In ASP.NET, ConfigureAwait(false) does not prevent a thread hop; it does, however, prevent the re-entry of the request context, which is generally quite quick. ConfigureAwait(false) may be handy if you need to execute a modest amount of parallel processing on a request, but TPL is a better fit for the majority of such instances.

Actually, simply performing an await can accomplish this. When an await is encountered in an async method, the method is blocked, but the thread is returned to the thread pool.

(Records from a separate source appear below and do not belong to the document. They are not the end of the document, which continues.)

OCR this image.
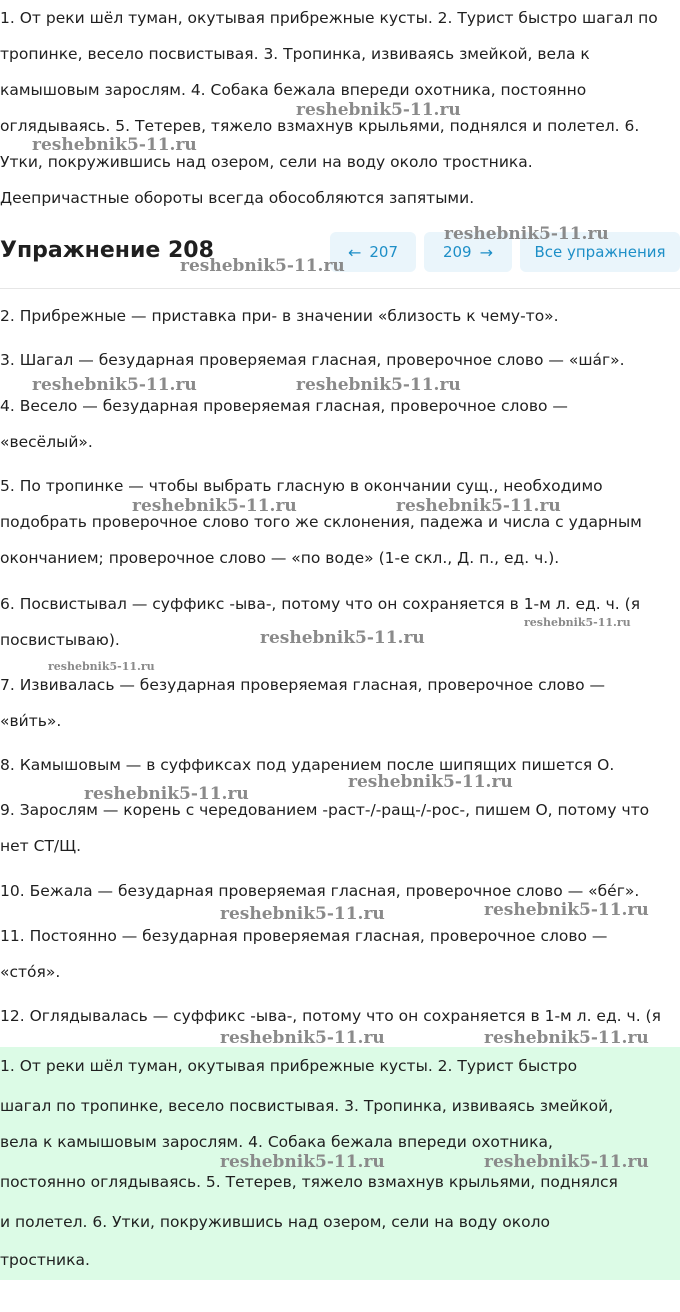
1. От реки шёл туман, окутывая прибрежные кусты. 2. Турист быстро шагал по

тропинке, весело посвистывая. 3. Тропинка, извиваясь змейкой, вела к

камышовым зарослям. 4. Собака бежала впереди охотника, постоянно

оглядываясь. 5. Тетерев, тяжело взмахнув крыльями, поднялся и полетел. 6.

Утки, покружившись над озером, сели на воду около тростника.

Деепричастные обороты всегда обособляются запятыми.

Упражнение 208	← 207	209 →	Все упражнения

2. Прибрежные — приставка при- в значении «близость к чему-то».

3. Шагал — безударная проверяемая гласная, проверочное слово — «ша́г».

4. Весело — безударная проверяемая гласная, проверочное слово —

«весёлый».

5. По тропинке — чтобы выбрать гласную в окончании сущ., необходимо

подобрать проверочное слово того же склонения, падежа и числа с ударным

окончанием; проверочное слово — «по воде» (1-е скл., Д. п., ед. ч.).

6. Посвистывал — суффикс -ыва-, потому что он сохраняется в 1-м л. ед. ч. (я

посвистываю).

7. Извивалась — безударная проверяемая гласная, проверочное слово —

«ви́ть».

8. Камышовым — в суффиксах под ударением после шипящих пишется О.

9. Зарослям — корень с чередованием -раст-/-ращ-/-рос-, пишем О, потому что

нет СТ/Щ.

10. Бежала — безударная проверяемая гласная, проверочное слово — «бе́г».

11. Постоянно — безударная проверяемая гласная, проверочное слово —

«сто́я».

12. Оглядывалась — суффикс -ыва-, потому что он сохраняется в 1-м л. ед. ч. (я

1. От реки шёл туман, окутывая прибрежные кусты. 2. Турист быстро

шагал по тропинке, весело посвистывая. 3. Тропинка, извиваясь змейкой,

вела к камышовым зарослям. 4. Собака бежала впереди охотника,

постоянно оглядываясь. 5. Тетерев, тяжело взмахнув крыльями, поднялся

и полетел. 6. Утки, покружившись над озером, сели на воду около

тростника.

reshebnik5-11.ru
reshebnik5-11.ru
reshebnik5-11.ru
reshebnik5-11.ru
reshebnik5-11.ru	reshebnik5-11.ru
reshebnik5-11.ru	reshebnik5-11.ru
reshebnik5-11.ru
reshebnik5-11.ru
reshebnik5-11.ru
reshebnik5-11.ru
reshebnik5-11.ru
reshebnik5-11.ru	reshebnik5-11.ru
reshebnik5-11.ru	reshebnik5-11.ru
reshebnik5-11.ru	reshebnik5-11.ru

When the procedure is ready to continue, any thread in the thread pool is stolen and used to restart it.

In ASP.NET, the only distinction is whether the thread enters the request context when the method is resumed.

More background information may be found in my SynchronizationContext MSDN article and my async intro blog post.

Answered by Stephen Cleary

Solution #2

No, to answer your question in a nutshell. At the application level, you shouldn’t call ConfigureAwait(false) like that.

The short version of the long response is as follows: You should always use ConfigureAwait when developing a library when you don’t know your consumer and don’t need a synchronization context (which you shouldn’t in a library, in my opinion) (false). If your library’s consumers consume your asynchronous methods in a blocking approach, they may experience deadlocks. This is dependent on the circumstances.

Here’s a more extensive explanation of the ConfigureAwait method’s importance (a quotation from my blog post):

Also, here are two excellent articles that are relevant to your query:

Finally, Lucian Wischik has a fantastic short film on the subject: Async library methods should consider using Task. ConfigureAwait(false).

Hope this helps.

Answered by tugberk

Solution #3

The most significant disadvantage of using ConfigureAwait(false) is that the thread culture is reset to the system default. If you’ve set up a culture, for example…

    <globalization culture="en-AU" uiCulture="en-AU" />    

If you’re hosting on a server with the en-US culture set, you’ll notice a function named CultureInfo before ConfigureAwait(false). CurrentCulture will restore en-AU, which will be followed by en-US. i.e.

// CultureInfo.CurrentCulture ~ {en-AU}
await xxxx.ConfigureAwait(false);
// CultureInfo.CurrentCulture ~ {en-US}

If your app does anything that requires data to be formatted in a given culture, you’ll need to keep this in mind when using ConfigureAwait (false).

Answered by Mick

Solution #4

I have some general suggestions on how Task should be implemented:

I’ve written a few pieces on the matter, but my recommendation – in addition to Tugberk’s excellent response – is to make all APIs asynchronous and, ideally, to flow the context. Because you’re doing async, you can just use continuations instead of waiting, which means there won’t be any deadlock because the library won’t wait and you’ll keep the flow going, preserving the context (such as HttpContext).

The issue arises when a library provides a synchronous API but implements it using an asynchronous API, necessitating the use of Wait()/Result in your code.